Prevent a website from "reading" my content

Hi there,

I’m trying to setup a firewall rule that will prevent any traffic from the website www.justtherecipe.app from accessing my website.

I run a food blog and basically this website removes all the content from my site and shows just the recipe which causes me to lose revenue.

For example: Just the Recipe

I’ve tried blocking the IP address of the site in the firewall rules but have not had luck.

How can I prevent this website from fetching the content of my site?

Oh…them. I think they were not well-received on Twitter.

You’d have to look at the logs on your server to see what their requests look like. They might have a specific user-agent string, or a consistent IP address their scraper is using.

Yes…them :slight_smile:

So I took a look at the logs and it seems that the IP’s are coming from Cloudflare:

162.158.62.102 - - [07/May/2021:10:01:09 -0400] “GET /broccoli-potato-soup/ HTTP/1.1” 200 61663 “https://www.justtherecipe.app/” “Mozilla/5.0 (Windows NT 10.0; Win64; x64) AppleWebKit/537.36 (KHTML, like Gecko) Chrome/90.0.4430.93 Safari/537.36 Edg/90.0.818.51”

108.162.219.97 - - [07/May/2021:10:35:17 -0400] “GET /wp-content/uploads/2019/02/Instant-Pot-Vegetable-Quinoa-Soup-11.jpg HTTP/1.1” 304 0 “https://www.justtherecipe.app/” “Mozilla/5.0 (Windows NT 10.0; Win64; x64) AppleWebKit/537.36 (KHTML, like Gecko) Chrome/90.0.4430.93 Safari/537.36 Edg/90.0.818.51”

162.158.62.102 - - [07/May/2021:10:01:09 -0400] “GET /broccoli-potato-soup/ HTTP/1.1” 200 61663 “https://www.justtherecipe.app/” “Mozilla/5.0 (Windows NT 10.0; Win64; x64) AppleWebKit/537.36 (KHTML, like Gecko) Chrome/90.0.4430.93 Safari/537.36 Edg/90.0.818.51”

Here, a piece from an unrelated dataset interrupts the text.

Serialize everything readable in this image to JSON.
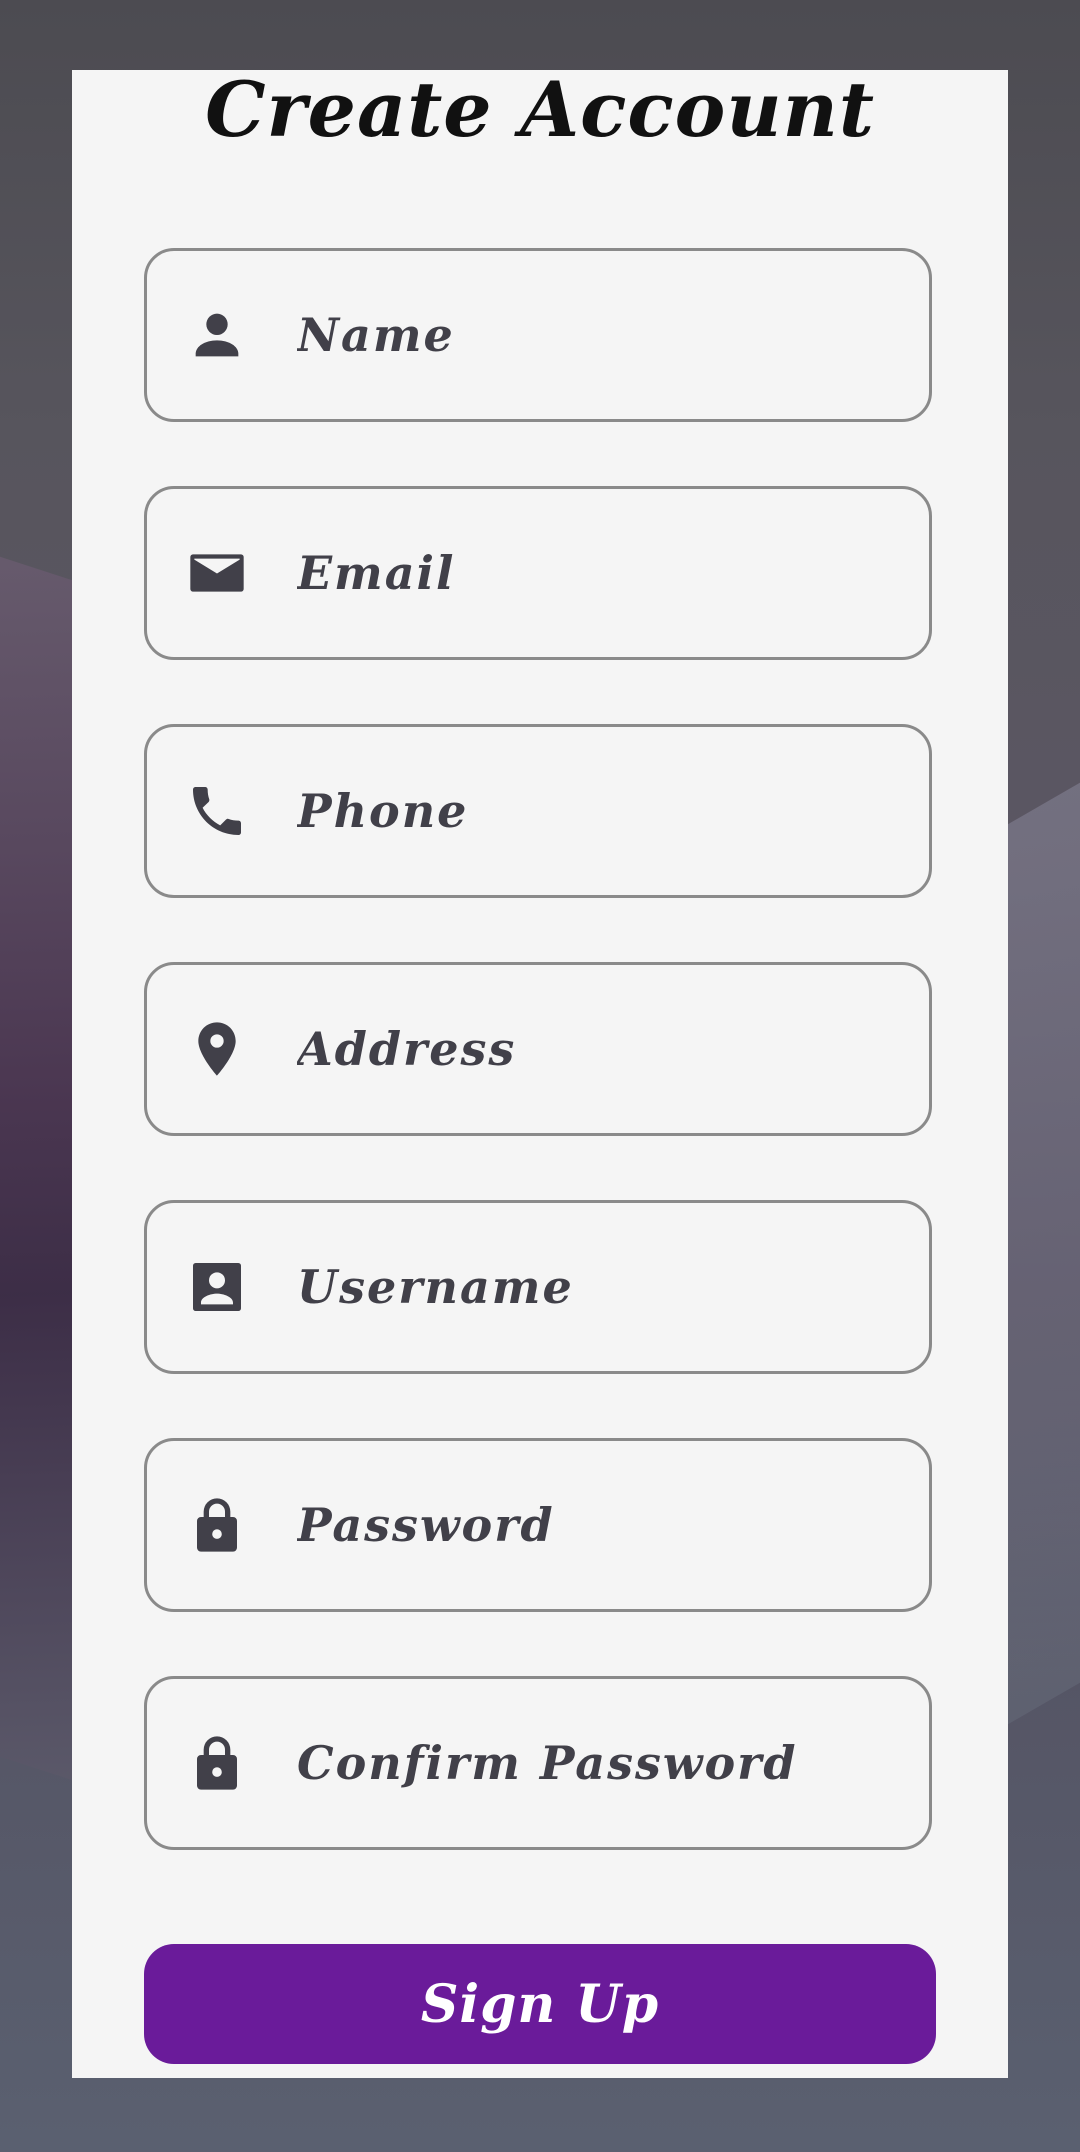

108.162.219.97 - - [07/May/2021:10:35:17 -0400] “GET /wp-content/uploads/2019/02/Instant-Pot-Vegetable-Quinoa-Soup-11.jpg HTTP/1.1” 304 0 “https://www.justtherecipe.app/” “Mozilla/5.0 (Windows NT 10.0; Win64; x64) AppleWebKit/537.36 (KHTML, like Gecko) Chrome/90.0.4430.93 Safari/537.36 Edg/90.0.818.51”

162.158.62.178 - - [07/May/2021:11:53:21 -0400] “GET /wp-content/uploads/2021/03/Cabbage-Quinoa-Salad-Feat-Image-Square-1200x1200-1.jpg HTTP/1.1” 304 0 “https://www.justtherecipe.app/” “Mozilla/5.0 (Windows NT 10.0; Win64; x64) AppleWebKit/537.36 (KHTML, like Gecko) Chrome/90.0.4430.93 Safari/537.36 Edg/90.0.818.51”

These IP’s seem to be coming from Cloudflare:

I’m guessing blocking these would be a bad idea?

Yes. A good idea would be to configure your server to restore the actual Visitor IP addresses.

Another good idea, and this should fix it, is to block the referrer domain with a Firewall Rule:

1 Like

Thank you! I will try this out and see if it works.

2 Likes

Interesting. I now see the real IP’s and when I test it it shows the request coming from my IP.
It looks like just the images are being blocked.

That is interesting, but not surprising. If there’s a referrer that says that recipe site, then that means the visitor is hitting the recipe site, but the internal recipe content is being requested by the visitor. I’m not sure how that site works, but the referrer block should stop that type of traffic.

It should block the text as well. The first request in your screenshot is for the broccoli potato soup page, and it has the referrer that should get blocked.

It could be that it scrapes the text once, then saves it. But they don’t want to rack up bandwidth charges on the images, so continue to serve them from your site.

Just keep an eye on your logs for more clues. I’d love to see how this works out.

1 Like

The block is working. As @sdayman pointed out, they have already many of your recipes saved on cache, but I got at least one that they couldn’t fetch:

1 Like

Interesting. I’ll need to wait and see if this is working them. Thanks for all your help @floripare and @sdayman

4 Likes

Funnily enough, you could surely mess with workers to detect their scraper and scramble the scraped data. I know that multiple sites do this with bots, instead of blocking them, they show different price tags for them :slight_smile:, you will likely get blacklisted for “trolling” and their scraper wouldn’t come back.

1 Like

That sounds like what Troy Hunt did with Coinhive.

3 Likes

This topic was automatically closed 3 days after the last reply. New replies are no longer allowed.